Takım tırmanış ve yükselişe Ciro kurşun döktürmeye!!!
Küresel ısınma rivayetlerine kafa tutan bir hava muhalefetinin ortasında kaldık... Bu havada maç yapılabilecek zeminler arasında iyi diyebileceğimiz bir sahada oynuyoruz...
Kulübede battaniyeler hüküm sürmekte de, Biz top süremeden gol yedik! Daha 39. saniyede... Saha yayılımı, ortam analizi, havaya alışma hiçbiri yok! Direkt gol yedik!
Trabzon maçında da böyle şok gol yemiştik de toparlanmamız süre almıştı... Defansın arkasına, arka direğe atılan toplar var arayış sürüyor Beşiktaş'ta. Fırsat da yakalıyoruz ama son vuruş sıkıntısı çok bizde!!!
Hele Rashica'nın kaçırdığı gol akıllara zarar... Ya Ciro!! Acayip işler!!! Oturmuş bir takım görüntüsü veriyoruz eyvallah ama son toplar can acıtmakta... Ardı arkası kesilmeyen ataklar zincirinde Rafa Silva içimizi ısıtıyor nihayetinde... 1-1...
Hani cebinde çok para var da harcamaktan imtina etmeyen zengin abi görüntüsü var Beşiktaş'ta... Ne diyelim gönlümüz zengin... Hele Ciro Immobile'nin gönlü hem zengin hem hovarda!!! Şaka bir yana bu kadar gol kaçırılmaz valla ya...
Topun oyunda kalma süresinin ne kadar çok olduğunu yazarken yakaladığımız on yüz milyon bininci pozisyonu gole çevirişimize denk geldim... Rafa yine Rashica'nın ağzının içine attı topu: 1-2.
İlk yarı biterken takımı öveceğim ama Ciro mutlaka kurşun döktürsün!! Dediğim gibi Ciro kurşun döktürmeye gitmiş ikinci yarı. Yerini de Kılıçsoy'a bırakmış... Bir korner kazandık... Kornerden çok ceza sahası içi dağılımına baktık topçuların...

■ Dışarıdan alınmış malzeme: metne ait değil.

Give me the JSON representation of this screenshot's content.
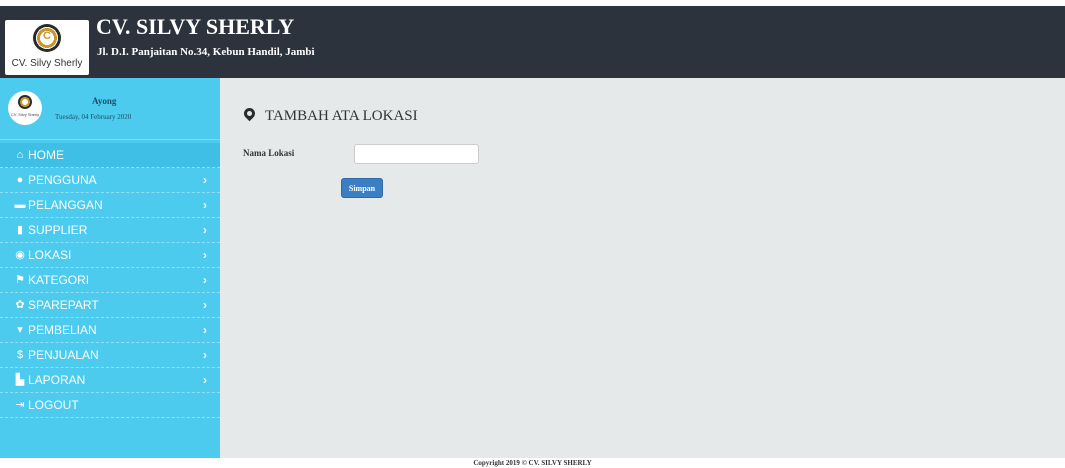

Çalışılmış bir dizilim var, hoşumuza gitti... Kılıçsoy'un attığı üçüncü golden sonra kenarda Solskjaer'e takıldı gözüm!!! Söyleyin geliyoruz der gibi gol sevinci vardı adamın... Tabii Kılıçsoy'un pozisyonda diri kalışını adam eksiltip halı saha dokunuşunu da es geçmeyelim: 1-3.